Fig. 4. (a) Direct photographs of Ag colloidal suspensions fabricated by pulsed laser irradiation of the Ag target in liquid solutions containing polysorbate 80 (Vpolysorbate:Vwater = 5% v/v–25% v/v). (b) and (c) The UV-visible absorption and photoluminescence (PL) spectra of the as-prepared Ag colloidal suspensions, respectively. The insets in panel (c) show the photographs of large-sized Ag colloidal suspension and Ag QDs solution under irradiation by a 254-nm UV lamp, respectively. (d) The peak intensities of the PL spectrum of Ag QDs at about 510 nm versus the time delay at room temperature. The insets show the photographs of Ag QDs under irradiations by a 254-nm UV lamp for a delay time at 12 h and about 400 h, respectively. (e) The typical TEM images of Ag QDs after keeping them in liquid for 500 h.
4. Conclusions

In this work, size-controlled Ag nano-structures are carefully devised through multiple pulse laser fragmentation of a Ag metal target in a liquid medium containing nonionic surfactant polysorbate 80 as a dispersing and stabilizing agent.

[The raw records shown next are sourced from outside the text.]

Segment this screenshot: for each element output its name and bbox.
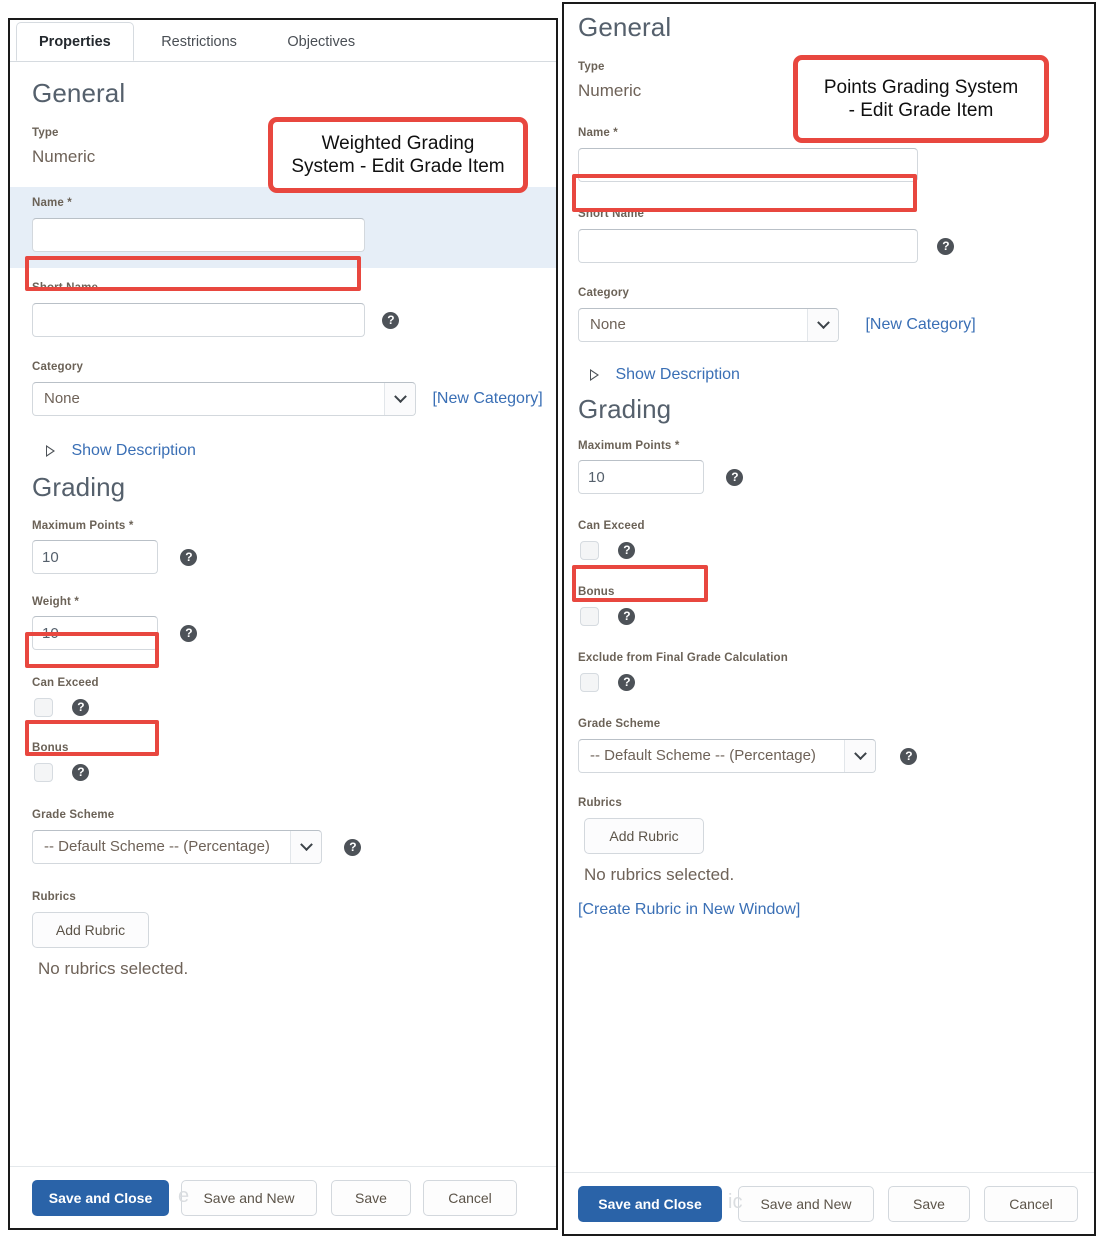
can-exceed-help-icon[interactable]: ? [72,699,90,716]
can-exceed-label: Can Exceed [32,677,99,689]
new-category-link-right[interactable]: [New Category] [865,316,975,333]
general-heading: General [32,78,126,108]
grade-scheme-help-icon[interactable]: ? [344,838,362,856]
exclude-from-final-grade-label: Exclude from Final Grade Calculation [578,652,788,664]
can-exceed-help-icon-right[interactable]: ? [618,542,636,559]
grade-scheme-label-right: Grade Scheme [578,718,661,730]
maximum-points-input[interactable] [32,540,158,574]
category-label-right: Category [578,287,630,299]
short-name-help-icon-right[interactable]: ? [937,237,955,255]
category-select-value: None [44,390,80,407]
no-rubrics-text-right: No rubrics selected. [584,865,735,884]
name-label: Name * [32,197,72,209]
name-input-right[interactable] [578,148,918,182]
save-button-right[interactable]: Save [888,1185,970,1222]
rubrics-label-right: Rubrics [578,797,622,809]
save-and-close-button-right[interactable]: Save and Close [578,1185,722,1222]
grading-heading-right: Grading [578,394,672,424]
ghost-text-right: ic [728,1191,743,1213]
cancel-button[interactable]: Cancel [423,1179,517,1216]
tab-restrictions[interactable]: Restrictions [138,22,260,61]
maximum-points-label-right: Maximum Points * [578,440,680,452]
grade-scheme-select-value: -- Default Scheme -- (Percentage) [44,838,270,855]
show-description-link[interactable]: Show Description [71,442,196,459]
left-panel-content: General Type Numeric Name * Short Name ?… [10,78,556,987]
tab-objectives[interactable]: Objectives [264,22,378,61]
right-panel-content: General Type Numeric Name * Short Name ?… [564,12,1094,927]
triangle-right-icon[interactable] [46,444,55,457]
no-rubrics-text: No rubrics selected. [38,959,189,978]
bonus-help-icon-right[interactable]: ? [618,608,636,625]
chevron-down-icon [384,383,415,415]
maximum-points-label: Maximum Points * [32,520,134,532]
category-select-value-right: None [590,316,626,333]
grade-scheme-select-right[interactable]: -- Default Scheme -- (Percentage) [578,739,876,773]
name-input[interactable] [32,218,365,252]
triangle-right-icon[interactable] [590,368,599,381]
save-button[interactable]: Save [331,1179,411,1216]
ghost-text-left: e [178,1185,190,1207]
bonus-checkbox-right[interactable] [580,607,599,626]
bonus-label: Bonus [32,742,69,754]
points-grading-annotation: Points Grading System - Edit Grade Item [793,55,1049,143]
can-exceed-checkbox[interactable] [34,698,53,717]
create-rubric-new-window-link[interactable]: [Create Rubric in New Window] [578,901,1094,919]
short-name-input-right[interactable] [578,229,918,263]
save-and-close-button[interactable]: Save and Close [32,1179,169,1216]
grade-scheme-label: Grade Scheme [32,809,115,821]
weight-help-icon[interactable]: ? [180,624,198,642]
grade-scheme-help-icon-right[interactable]: ? [900,747,918,765]
weighted-grading-annotation-text: Weighted Grading System - Edit Grade Ite… [291,132,505,177]
bonus-help-icon[interactable]: ? [72,764,90,781]
screenshot-root: Properties Restrictions Objectives Gener… [0,0,1104,1240]
chevron-down-icon [807,309,838,341]
cancel-button-right[interactable]: Cancel [984,1185,1078,1222]
exclude-from-final-grade-checkbox[interactable] [580,673,599,692]
short-name-label: Short Name [32,282,99,294]
maximum-points-input-right[interactable] [578,460,704,494]
weighted-grading-panel: Properties Restrictions Objectives Gener… [8,18,558,1230]
save-and-new-button-right[interactable]: Save and New [738,1185,874,1222]
add-rubric-button[interactable]: Add Rubric [32,912,149,948]
tab-properties[interactable]: Properties [16,22,134,61]
grading-heading: Grading [32,472,126,502]
bonus-label-right: Bonus [578,586,615,598]
short-name-input[interactable] [32,303,365,337]
short-name-help-icon[interactable]: ? [382,311,400,329]
general-heading-right: General [578,12,672,42]
grade-scheme-select[interactable]: -- Default Scheme -- (Percentage) [32,830,322,864]
left-footer-bar: Save and Close e Save and New Save Cance… [10,1166,556,1228]
bonus-checkbox[interactable] [34,763,53,782]
maximum-points-help-icon-right[interactable]: ? [726,468,744,486]
name-field-group: Name * [10,187,556,268]
maximum-points-help-icon[interactable]: ? [180,548,198,566]
grade-scheme-select-value-right: -- Default Scheme -- (Percentage) [590,747,816,764]
category-select[interactable]: None [32,382,416,416]
tab-bar: Properties Restrictions Objectives [10,20,556,62]
show-description-link-right[interactable]: Show Description [615,366,740,383]
weight-label: Weight * [32,596,79,608]
category-select-right[interactable]: None [578,308,839,342]
weighted-grading-annotation: Weighted Grading System - Edit Grade Ite… [268,117,528,193]
weight-input[interactable] [32,616,158,650]
points-grading-annotation-text: Points Grading System - Edit Grade Item [823,76,1019,121]
right-panel-body: General Type Numeric Name * Short Name ?… [564,4,1094,1172]
chevron-down-icon [290,831,321,863]
right-footer-bar: Save and Close ic Save and New Save Canc… [564,1172,1094,1234]
can-exceed-label-right: Can Exceed [578,520,645,532]
add-rubric-button-right[interactable]: Add Rubric [584,818,704,854]
category-label: Category [32,361,84,373]
can-exceed-checkbox-right[interactable] [580,541,599,560]
chevron-down-icon [844,740,875,772]
new-category-link[interactable]: [New Category] [432,390,542,407]
rubrics-label: Rubrics [32,891,76,903]
short-name-label-right: Short Name [578,208,645,220]
save-and-new-button[interactable]: Save and New [181,1179,317,1216]
points-grading-panel: General Type Numeric Name * Short Name ?… [562,2,1096,1236]
exclude-from-final-grade-help-icon[interactable]: ? [618,674,636,691]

The well mono-dispersed Ag QDs with a mean size of approximately 2 nm can be obtained by simply increasing the surfactant concentration in distilled water to 25% v/v. In addition to the enhanced PL emission in the visible region, the remarkable photo-stability of these water-dispersed Ag QDs remains for about 500 h after synthesis. The product has negligible toxicity by using cell proliferation. This is because there are no toxic elements used during fabrication. This work confirms the possibility of using these Ag QDs for in vivo anatomical and early stage tumor diagnosis if the PL emission can be shifted to the infrared region.